Handicapping Your Odds of Getting In

Mr. Consultant

  • 660 GMAT (Taken it twice and not sure I have time to take again)
  • 3.4 GPA
  • Undergraduate degree from Brigham Young University in business management
  • Work Experience includes two years at a process-consulting firm, worked on some healthcare clients (think Big Four consulting, not strategy) one year as an internal auditor for a national health plan (Kaiser Permanente, Blue Cross, United Health Care)
  • Extracurricular involvement includes a two-year church mission to Australia, was vice president of the business school student association, organized an annual charity auction and volunteered for Habitat for Humanity
  • Goal: “I’m passionate about the healthcare industry and its (many) unique challenges. I plan to use an MBA to facilitate a move away from audit and towards healthcare consulting (provider side). Specifically, im interested in helping organizations manage and plan for the effects of healthcare reform.”
  • “Do you think I have a shot at any of the above in light of my low GMAT score? Or better to wait until next year?”
  • 26-year-old white male.

Odds of Success:

Duke (dream school): 30%
UCLA: 20% to 30%
Northwestern: 25%
Vanderbilt: 50%

Sandy’s Analysis: Aside from a low GMAT and a low GPA, you’re a totally likeable guy. And actually, average GPA at Duke, your dream school, is 3.4. Alas, their median GMAT is 696 so the question becomes do you have 36 GMAT points (a lot!!) worth of charm. Let me give you some tough love. B-schools are mildly biased in favor of Mormons because the LDS values of family, hard work, sobriety and honesty are in synch with generic business values. Also, my guess is, most schools’ experiences with LDS members are positive. So that is a small plus.

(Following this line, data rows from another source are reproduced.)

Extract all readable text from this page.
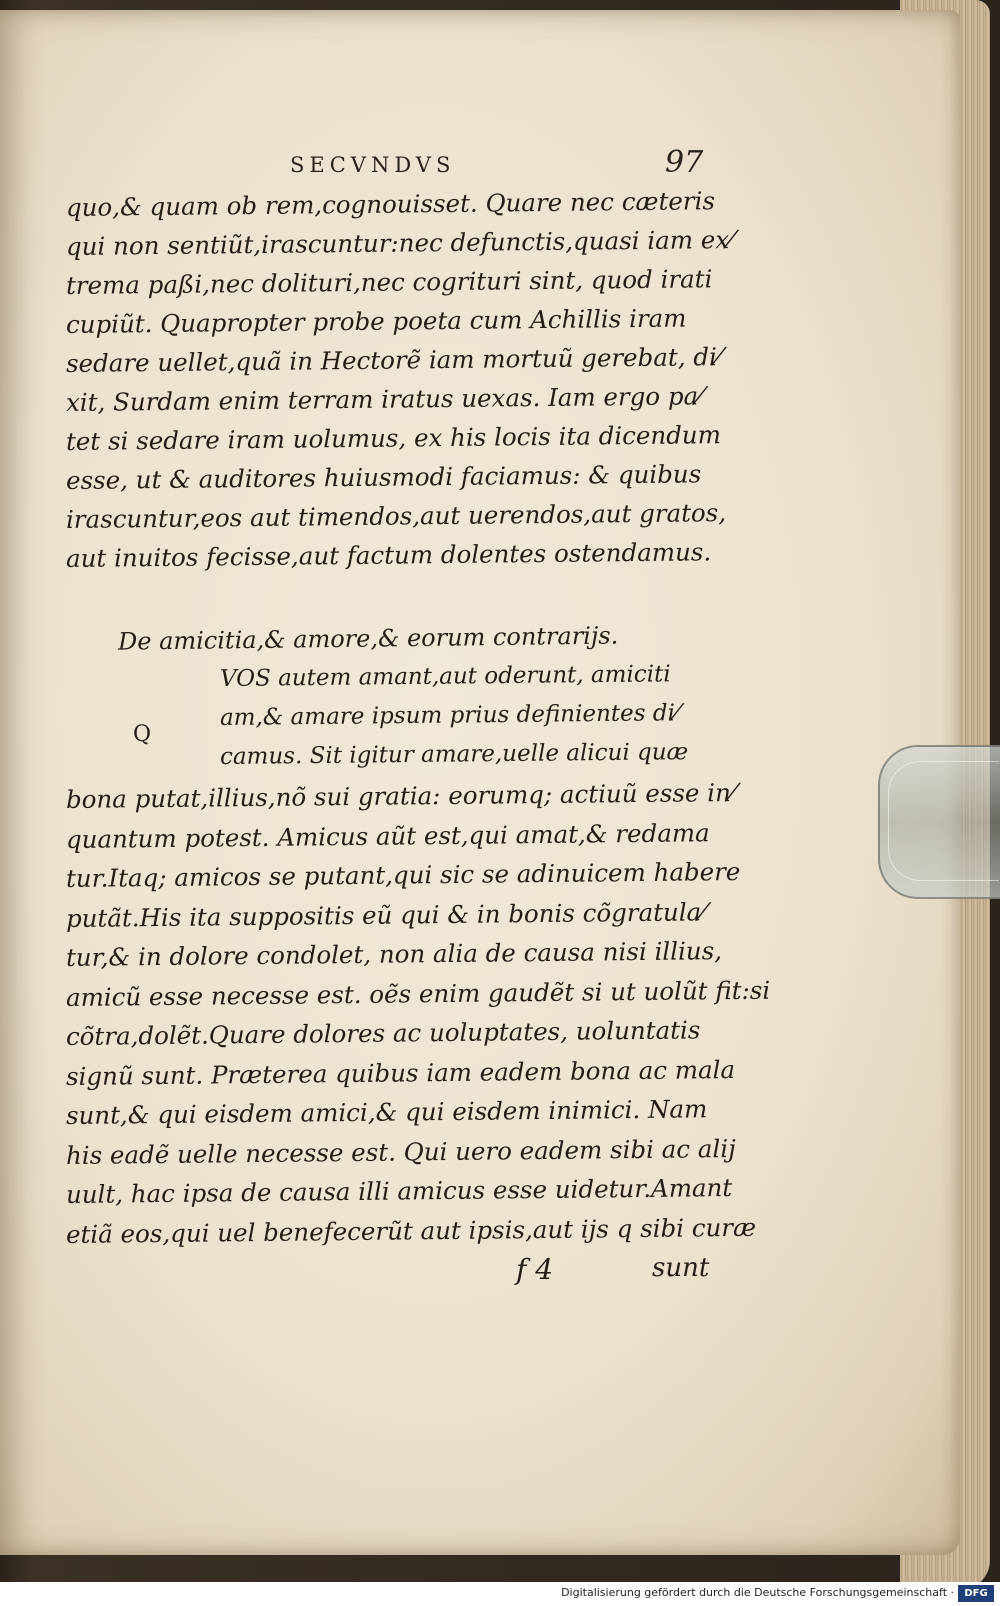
SECVNDVS	97
quo,& quam ob rem,cognouisset. Quare nec cæteris
qui non sentiũt,irascuntur:nec defunctis,quasi iam ex⁄
trema paßi,nec dolituri,nec cogrituri sint, quod irati
cupiũt. Quapropter probe poeta cum Achillis iram
sedare uellet,quã in Hectorẽ iam mortuũ gerebat, di⁄
xit, Surdam enim terram iratus uexas. Iam ergo pa⁄
tet si sedare iram uolumus, ex his locis ita dicendum
esse, ut & auditores huiusmodi faciamus: & quibus
irascuntur,eos aut timendos,aut uerendos,aut gratos,
aut inuitos fecisse,aut factum dolentes ostendamus.
De amicitia,& amore,& eorum contrarijs.
Q
VOS autem amant,aut oderunt, amiciti
am,& amare ipsum prius definientes di⁄
camus. Sit igitur amare,uelle alicui quæ
bona putat,illius,nõ sui gratia: eorumq; actiuũ esse in⁄
quantum potest. Amicus aũt est,qui amat,& redama
tur.Itaq; amicos se putant,qui sic se adinuicem habere
putãt.His ita suppositis eũ qui & in bonis cõgratula⁄
tur,& in dolore condolet, non alia de causa nisi illius,
amicũ esse necesse est. oẽs enim gaudẽt si ut uolũt fit:si
cõtra,dolẽt.Quare dolores ac uoluptates, uoluntatis
signũ sunt. Præterea quibus iam eadem bona ac mala
sunt,& qui eisdem amici,& qui eisdem inimici. Nam
his eadẽ uelle necesse est. Qui uero eadem sibi ac alij
uult, hac ipsa de causa illi amicus esse uidetur.Amant
etiã eos,qui uel benefecerũt aut ipsis,aut ijs q sibi curæ
f 4	sunt
Digitalisierung gefördert durch die Deutsche Forschungsgemeinschaft ·	DFG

After that, doing a mission is kind of baked in (even if not all LDS kids do so) and Australia is not ranked as high on the value chain as a country where you operate in a more foreign language and culture. Your extras, even though Church related, seem real solid, even by LDS standards, so that is a plus. The fact you are working in a health care environment is positive, but offset by the fact that it seems to be, in your own words, “process” and “auditing” centric.

Shake all that up in our Duke-tini mixer and what do we got??? Close one, but I am calling it more likely “no” than “yes.” One decider is the fact of your low Quant score on the GMAT. If you tweaked this, with a 680 GMAT and a mission to Latin America, and being president of the Business School Association instead of vice-president, you’d have a fighting chance of having them blink at the GMAT and Second Tier work gigs at solid companies. In your present incarnation, there is nothing driving you in, and the cherry on the non-alcoholic Duke-tini ding is being white male. Anderson is actually tougher than Duke to get into, so I’m not optimistic there either. Ditto Kellogg. Vanderbilt is totally in-line stat wise, so you got a real solid chance there.

I don’t see any downside in applying to the whole menu this year, especially Duke, sometimes those schools get to know you through the application process, and that can help next year. I would also find a great GMAT tutor, focus only on the Quant part, and see if you can get another 5 questions right. Some more ideas are to think about taking the GRE’s instead. You might find the Quant on that exam a bit easier or different. If you are really gung-ho, and cannot move the needle with the standardized testing, take some real solid math courses over the summer to develop an alternative transcript.

I’d be interested in any reader responses about GMAT vs. GRE for kids who have a hard time on the Quant part?